Mi abuelo Marañón, uno de los tres fundadores de la Agrupación al Servicio de la República, cuando murió Calvo Sotelo le escribió a su amigo, y ministro de Instrucción Pública, Marcelino Domingo,: “El vil, el infame asesinato de Calvo Sotelo por los guardias de la República, a los que todavía no se ha condenado, por lo que el Gobierno da la sensación de una lenidad increíble, nos sonroja y nos indigna a los que luchamos contra la Monarquía, ... España está avergonzada e indignada... Esto no puede ser. Todos los que estuvimos frente a aquello tenemos que estar frente a lo de hoy... No somos los enemigos del Régimen, sino los que luchamos por traerlo, ni los fascistas, sino los liberales de siempre, y por eso hablamos así ahora”. Meses más tarde, después de haber sido conducido a una checa de la que salió trémulo y sin articular palabra, el gobierno de la República le facilitó, junto a Ramón Menéndez Pidal y a sus respectivas familias, la salida de España porque no estaba en situación de defender sus vidas. Permaneció seis años en el exilio y sus bienes fueron incautados por el Gobierno franquista, que también le despojó de su cátedra universitaria y de su puesto en el Hospital Provincial.

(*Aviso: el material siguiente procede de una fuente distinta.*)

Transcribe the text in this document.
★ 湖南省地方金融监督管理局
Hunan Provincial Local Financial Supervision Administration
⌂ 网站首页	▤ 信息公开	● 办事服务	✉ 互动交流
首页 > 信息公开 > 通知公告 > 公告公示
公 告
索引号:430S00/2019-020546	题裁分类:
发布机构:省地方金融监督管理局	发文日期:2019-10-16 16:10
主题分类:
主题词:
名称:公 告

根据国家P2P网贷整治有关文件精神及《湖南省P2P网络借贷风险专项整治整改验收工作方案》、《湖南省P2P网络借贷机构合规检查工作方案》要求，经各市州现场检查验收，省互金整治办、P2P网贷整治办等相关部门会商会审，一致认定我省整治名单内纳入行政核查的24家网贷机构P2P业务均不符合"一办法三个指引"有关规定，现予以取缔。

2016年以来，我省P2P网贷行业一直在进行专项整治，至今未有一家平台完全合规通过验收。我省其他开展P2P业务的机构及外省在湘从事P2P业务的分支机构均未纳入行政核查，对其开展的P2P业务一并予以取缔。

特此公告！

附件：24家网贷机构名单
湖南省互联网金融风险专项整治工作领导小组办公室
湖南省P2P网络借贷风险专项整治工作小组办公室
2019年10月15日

Al terrible período de la Guerra le siguieron casi cuatro décadas de dictadura. Como escribió el poeta “el tiempo engendra décadas … aunque aquella admirable unidad de medida, que Tito Livio usó para narrar la historia de Roma, parece algo desproporcionada para distribuir la vida de cualquiera de nosotros”. En efecto, aquel periodo de tiempo, que cada vez nos parecerá, en términos históricos, más corto, truncó la vida de muchos españoles.

Pese al tiempo transcurrido, parece que aún no se puede hablar de nuestros asesinados y de nuestros asesinos sin una emoción que conlleve la tentación de olvidar a los asesinados y a los asesinos de los otros. Seamos quienes seamos, los unos y los otros. Sin embargo, hay una verdadera urgencia cívica para que los españoles de hoy asumamos por fin los horrores de la guerra civil y de los cuarenta años de dictadura sin separar a unas víctimas de otras, comprendiendo lo que sucede cuando el odio se apodera de nuestra convivencia. Ese odio que ha vuelto a aparecer en Cataluña dividiendo a los catalanes con los mismos sentimientos cainitas que la Transición quiso superar.

La memoria histórica, cuando se aborda fragmentada por los herederos de una de las dos Españas, constituye el mayor obstáculo para que se imponga definitivamente la consigna final de Azaña, “Paz, piedad, perdón”, un olvido que no es desmemoria sino reconciliación.

Gregorio Marañón es miembro de la Real Academia de Bellas Artes de San Fernando.